Regulation of the stromal cell-derived factor-1alpha-CXCR4 axis in human dental pulp cells

Abstract

Introduction: Although the presence of the stromal cell-derived factor (SDF)-1alpha-CXCR4 axis has been reported in dental pulp tissue, little has been known about the underlying regulation of this axis in dental pulp stem cells (DPSCs). The purpose of this study was to investigate whether inflammation or hypoxia can regulate this axis in cultured human dental pulp cells (DPCs).

Methods: Primary cultures of DPCs were stimulated by various concentrations of lipopolysaccharide (LPS) for 48 hours, and the production of SDF-1alpha or CXCR4 was assessed through the enzyme-linked immunosorbent assay and Western blotting, respectively. Additionally, DPCs were incubated in a hypoxic condition (1% O(2)) for 24 hours, and the cell proliferation ability was detected by methylthiazol tetrazolum assay. Quantitative reverse-transcription polymerase chain reaction (RT-PCR) was used to observe messenger RNA level changes of hypoxia inducible factor-1alpha(HIF-alpha), SDF-1alpha, and CXCR4. The effects of hypoxia on cell migration ability were further confirmed by transmigration assay.

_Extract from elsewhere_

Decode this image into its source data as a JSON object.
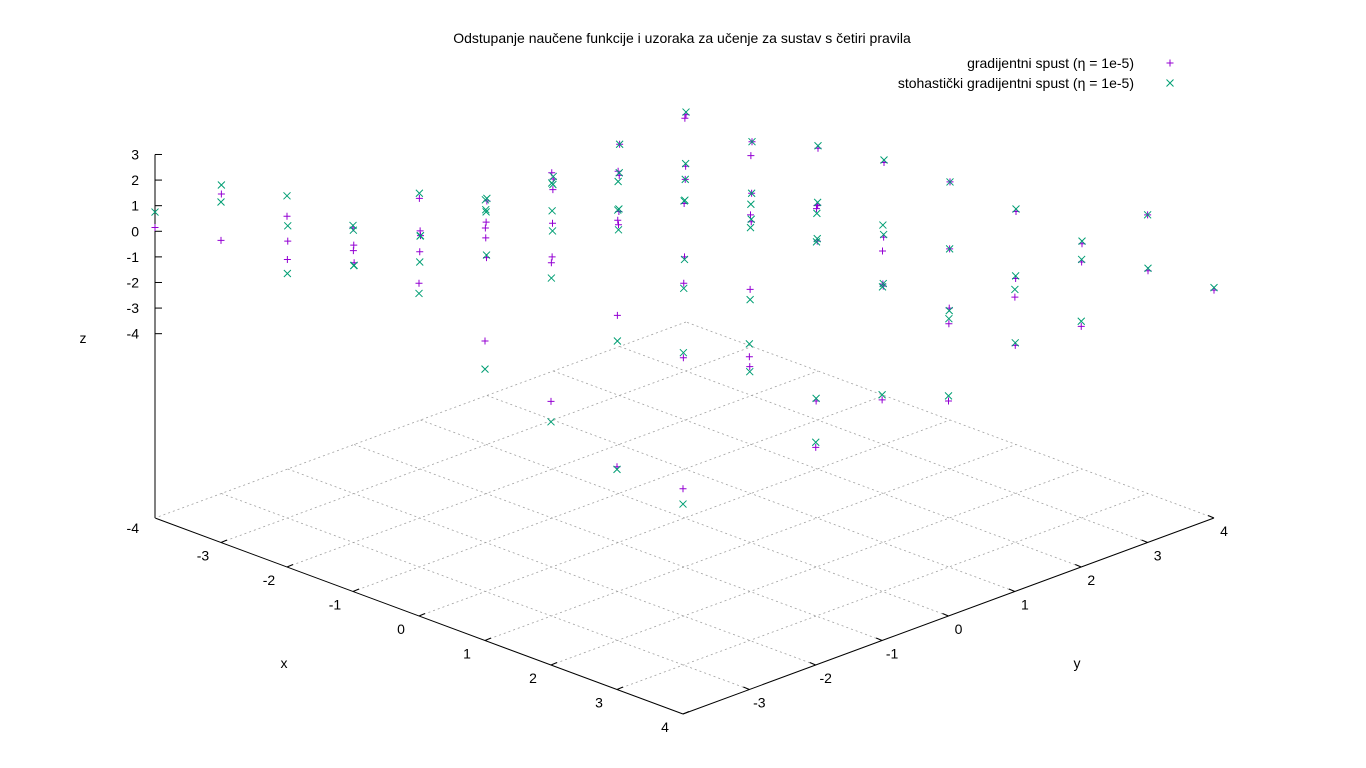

Results: All concentrations of LPS inhibited SDF-1alpha production except that 1 microg/mL LPS increased the expression of CXCR4. Hypoxia promoted the proliferation of DPCs in a 24-hour culture period. Quantitative RT-PCR showed that messenger RNA levels of HIF-alpha and CXCR4 increased, whereas SDF-1alpha decreased in hypoxic DPCs. Transmigration assay indicated that hypoxia increased the migration ability of DPCs.

Conclusions: These results suggested that inflammation and hypoxia might play an important role in regulating the SDF-1alpha-CXCR4 axis, which further recruits DPSCs to participate in reparative dentinogenesis.